Tuesday, August 4, 2015
Having safe, well-maintained roads and bridges is one of the most basic requirements of a healthy economy. Oklahoma is at the intersection of three major interstate highways, and we rely on a modern, functional and uncongested infrastructure system to transport an enormous quantity of goods across our borders every day. Businesses choose to locate and expand where employees can come and go easily and where they can get their goods to market. Tourists visit (and spend money at) convenient locations that are easily accessible. For commuters, well-maintained roads are a quality-of-life-issue as well as an everyday necessity.
For all those reasons, when I first took office over five years ago I asked Secretary of Transportation Gary Ridley to put in place an aggressive plan to improve and modernize our transportation infrastructure.
That plan began with a commitment to dramatically increasing resources for the Department of Transportation (ODOT), which our Legislature delivered. Since 2011, Oklahoma has invested more than $1.6 billion to repair our crumbling state highway bridges. That investment has paid off; the number of structurally deficient highway bridges has been reduced from 706 bridges at the beginning of 2011 to an estimated 372 at the end of 2014.
ODOT’s current eight-year plan is the most aggressive transportation improvement plan in state history. The plan includes almost 2,000 projects, including hundreds of bridge repairs, 657 miles of work on two-lane highways and 552 miles of repair and modernization on high-volume highways and interstates.
Our eight-year plan is fully funded and the work is on track. Some have pointed to minor cuts to this year’s ODOT budget and the county road and bridge fund (“CIRB”), necessary because of a downturn in the energy sector and a significant budget shortfall, as a signal the state is backing off its commitment to statewide road and bridge improvements. Nothing could be further from the truth. While many agencies took small cuts this year, the fact of the matter is that state transportation funding in Oklahoma has tripled since 2005. Additionally, legislation passed in 2012 locks the state into large investments in road and bridge projects.
It is true this summer’s bad weather, especially flooding, has added additional challenges to achieving our infrastructure goals. Many roads on both the state and county level were washed out or severely damaged. However, both ODOT and its partners at the Department of Emergency Management worked quickly to apply for and secure federal assistance from the Federal Emergency Management Agency. Currently, 59 counties have been approved for federal and state grants that will cover over 90 percent of the costs of any infrastructure damage.

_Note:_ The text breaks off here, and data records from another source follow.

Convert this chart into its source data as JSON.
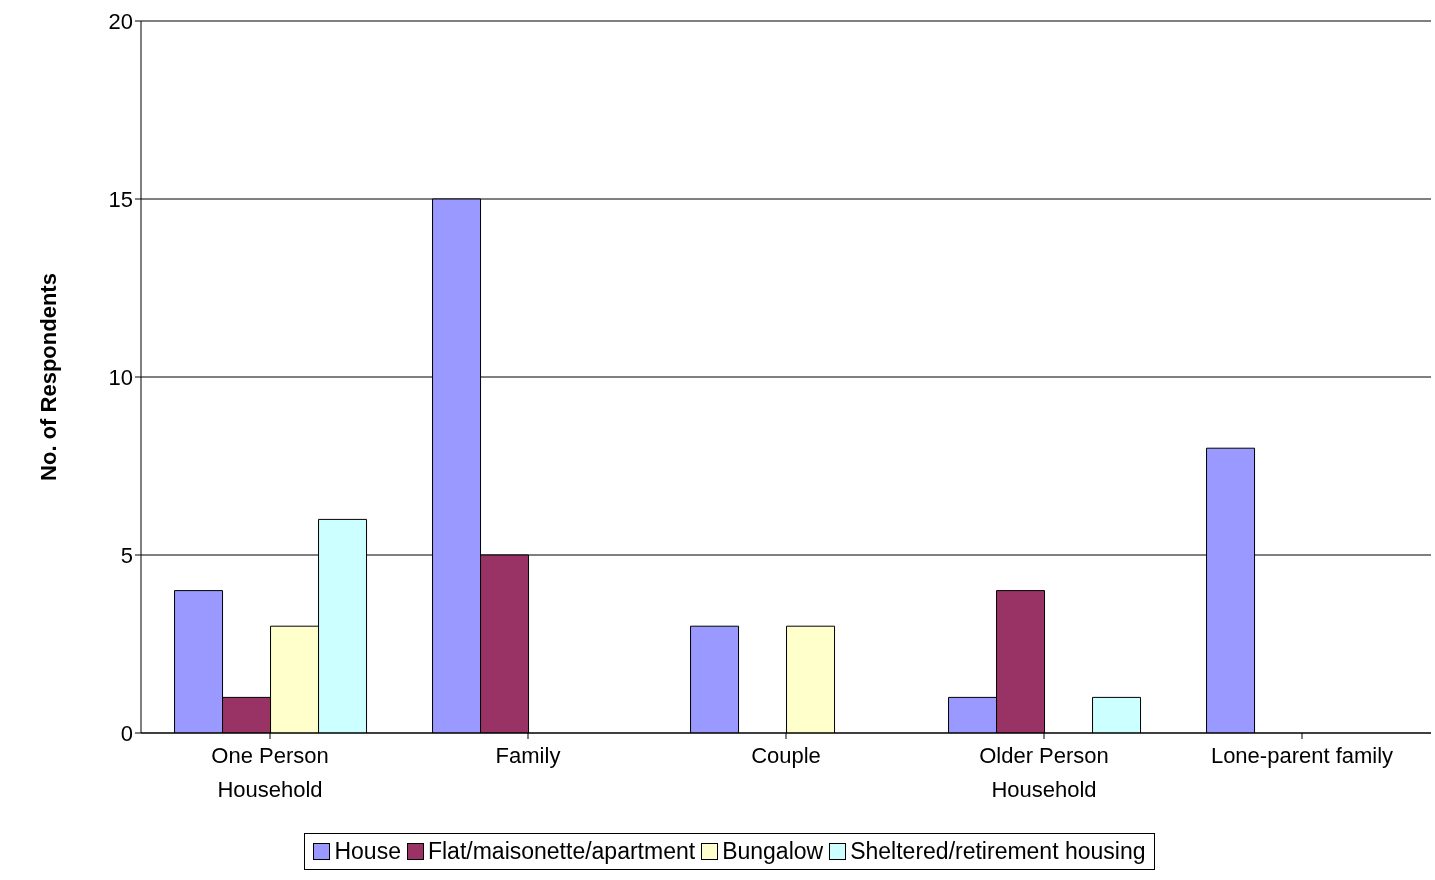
{
  "chart_data": {
    "type": "bar",
    "ylabel": "No. of Respondents",
    "categories": [
      "One Person Household",
      "Family",
      "Couple",
      "Older Person Household",
      "Lone-parent family"
    ],
    "series": [
      {
        "name": "House",
        "color": "#9999ff",
        "values": [
          4,
          15,
          3,
          1,
          8
        ]
      },
      {
        "name": "Flat/maisonette/apartment",
        "color": "#993366",
        "values": [
          1,
          5,
          0,
          4,
          0
        ]
      },
      {
        "name": "Bungalow",
        "color": "#ffffcc",
        "values": [
          3,
          0,
          3,
          0,
          0
        ]
      },
      {
        "name": "Sheltered/retirement housing",
        "color": "#ccffff",
        "values": [
          6,
          0,
          0,
          1,
          0
        ]
      }
    ],
    "ylim": [
      0,
      20
    ],
    "yticks": [
      0,
      5,
      10,
      15,
      20
    ],
    "grid": "y",
    "legend": "bottom"
  }
}
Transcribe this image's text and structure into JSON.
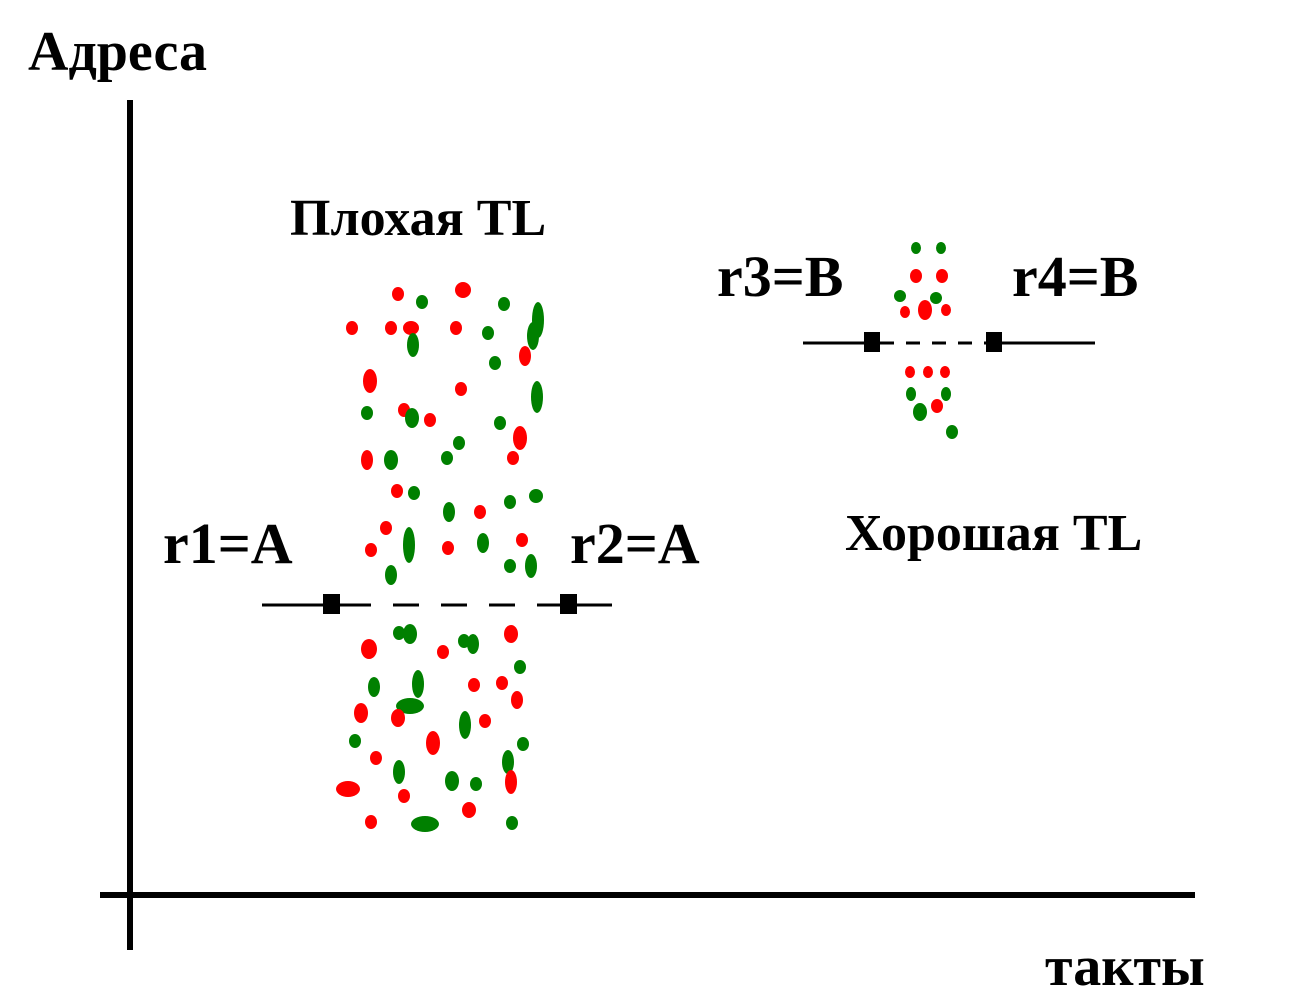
{
  "axes": {
    "y_label": "Адреса",
    "x_label": "такты"
  },
  "bad_region": {
    "title": "Плохая TL",
    "left_marker": "r1=A",
    "right_marker": "r2=A"
  },
  "good_region": {
    "title": "Хорошая TL",
    "left_marker": "r3=B",
    "right_marker": "r4=B"
  },
  "colors": {
    "red_dot": "#ff0000",
    "green_dot": "#008000",
    "axis": "#000000"
  }
}
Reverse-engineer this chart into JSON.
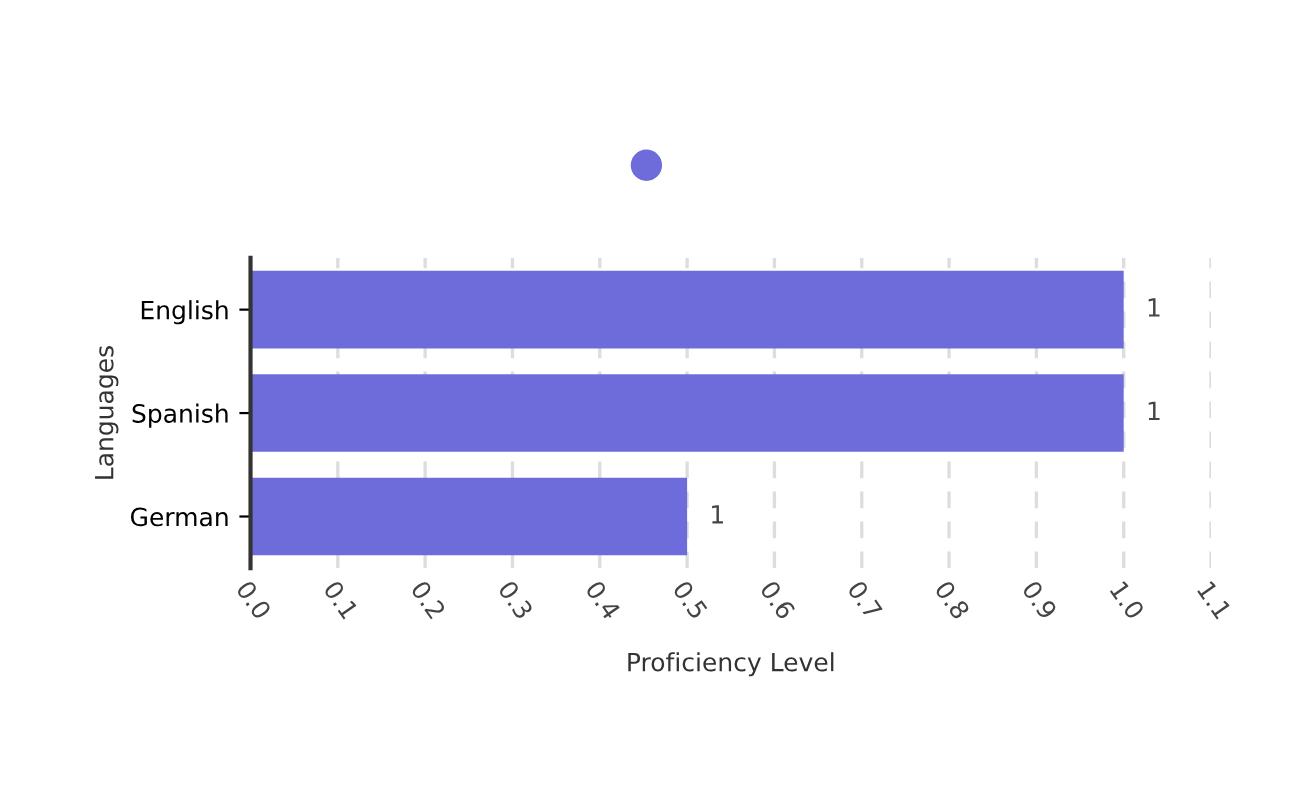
{
  "chart_data": {
    "type": "bar",
    "orientation": "horizontal",
    "xlabel": "Proficiency Level",
    "ylabel": "Languages",
    "categories": [
      "English",
      "Spanish",
      "German"
    ],
    "series": [
      {
        "color": "#6e6cdb",
        "values": [
          1.0,
          1.0,
          0.5
        ],
        "value_labels": [
          "1",
          "1",
          "1"
        ]
      }
    ],
    "xlim": [
      0.0,
      1.1
    ],
    "xticks": [
      {
        "value": 0,
        "label": "0.0"
      },
      0.1,
      0.2,
      0.3,
      0.4,
      0.5,
      0.6,
      0.7,
      0.8,
      0.9,
      {
        "value": 1,
        "label": "1.0"
      },
      1.1
    ],
    "grid": "x"
  }
}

Work in flood-damaged areas is ongoing, and so far almost $28 million in emergency contracts on the state and county systems have already been identified and are being expedited. In some counties, transportation infrastructure will actually improve because of flood repairs and an influx of additional federal resources.
Ultimately, the biggest hurdle to continuing road and bridge improvements is the passage of a federal transportation and highway funding bill.
Oklahoma Senator Jim Inhofe has practically done the impossible, guiding a multi-year transportation bill through that U.S. Senate that makes significant and responsible investments in U.S. transportation. He should be applauded for his efforts.
It is now the House of Representatives’ responsibility to make quick progress on this issue and ensure the great work being done on the state level can continue with the appropriate federal support.